Stress and Stressors: Applied Pathophysiology

• Published in: Stress Echocardiography pp. 26 - 33
• Format: Book Chapter
• Language: English
• Published: CRC Press 2010
• Subjects: Inotropic State; Mitral Stenosis; Transvalvular Flow; Stress Echocardiography; Normal Coronary Arteries; Echo; Pulmonary Artery Systolic Pressure; Systolic Pulmonary Pressure; Coronary Vasospasm; Coronary Artery Stenosis; INO; Low Gradient Aortic Stenosis; Adenosine Receptors; HCM; Supply Demand Mismatch; Valvular Heart Disease; Normal Resting Values; Pulmonary Hypertension; Stress Echo; Myocardial Oxygen Consumption; Coronary Flow Reserve; Transvalvular Gradients
• DOI: 10.3109/9781841847146-5

Stresses have different pathophysiological and clinical targets (Table 1): coronary vasospasm; coronary artery stenosis; coronary flow reserve in high-risk patients with normal coronary arteries and negative wall motion response during stress echocardiography; identification of viable myocardium with resting dysfunction; assessment of severity of valvular heart disease in special subsets, such as low-gradient aortic stenosis and mitral stenosis with discordant symptoms and stenosis severity; identification of vulnerability to development of pulmonary hypertension. Each clinical target has a distinct echocardiographic diagnostic marker and a preferred stress. Tests inducing vasospasm (ergometrine infusion and hyperventilation) explore the functional component of myocardial ischemia. Tests targeting coronary stenosis (exercise, dipyridamole or adenosine, dobutamine, pacing) mostly explore the ceiling of coronary reserve as defined by organic factors.

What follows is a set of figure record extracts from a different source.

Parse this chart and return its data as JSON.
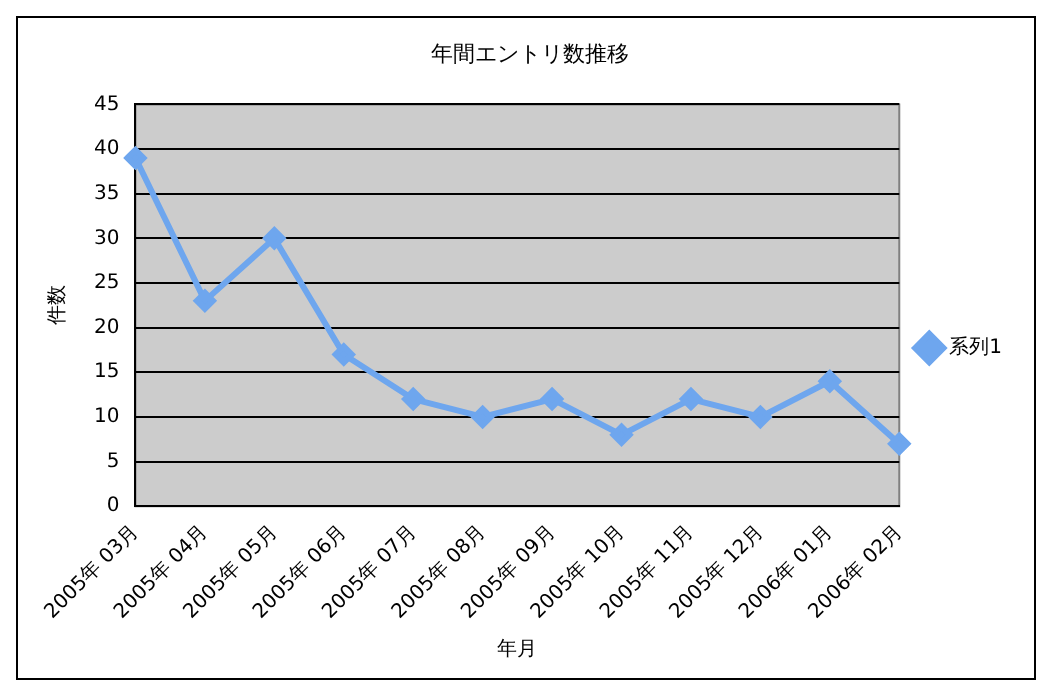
{
  "chart_data": {
    "type": "line",
    "title": "年間エントリ数推移",
    "xlabel": "年月",
    "ylabel": "件数",
    "categories": [
      "2005年 03月",
      "2005年 04月",
      "2005年 05月",
      "2005年 06月",
      "2005年 07月",
      "2005年 08月",
      "2005年 09月",
      "2005年 10月",
      "2005年 11月",
      "2005年 12月",
      "2006年 01月",
      "2006年 02月"
    ],
    "series": [
      {
        "name": "系列1",
        "color": "#6ea6ee",
        "values": [
          39,
          23,
          30,
          17,
          12,
          10,
          12,
          8,
          12,
          10,
          14,
          7
        ]
      }
    ],
    "ylim": [
      0,
      45
    ],
    "yticks": [
      0,
      5,
      10,
      15,
      20,
      25,
      30,
      35,
      40,
      45
    ],
    "grid": "y",
    "legend": "right",
    "marker": "diamond",
    "line_style": "solid"
  }
}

Viability stresses elicit a contractile response in myocardium with resting dysfunction through an inotropic challenge, primarily focused on myocyte (dobutamine or enoximone or low-level exercise) or mediated by an increase in coronary flow (dipyridamole or nitroglycerine). Coronary flow reserve is best studied with selective and powerful coronary vasodilators capable of fully recruiting microcirculatory vasodilatory capacity. Valvular function in aortic or mitral stenoses can be challenged with stresses increasing cardiac output and therefore transvalvular flow, which determines a steep increase in transvalvular gradients in functionally more severe stenosis. Finally, a vasoconstriction of pulmonary vasculature can be elicited only with exercise, leading to the identification of subjects with normal resting values of pulmonary artery systolic pressure, but vulnerable to developing genetically or environmentally mediated pulmonary hypertension.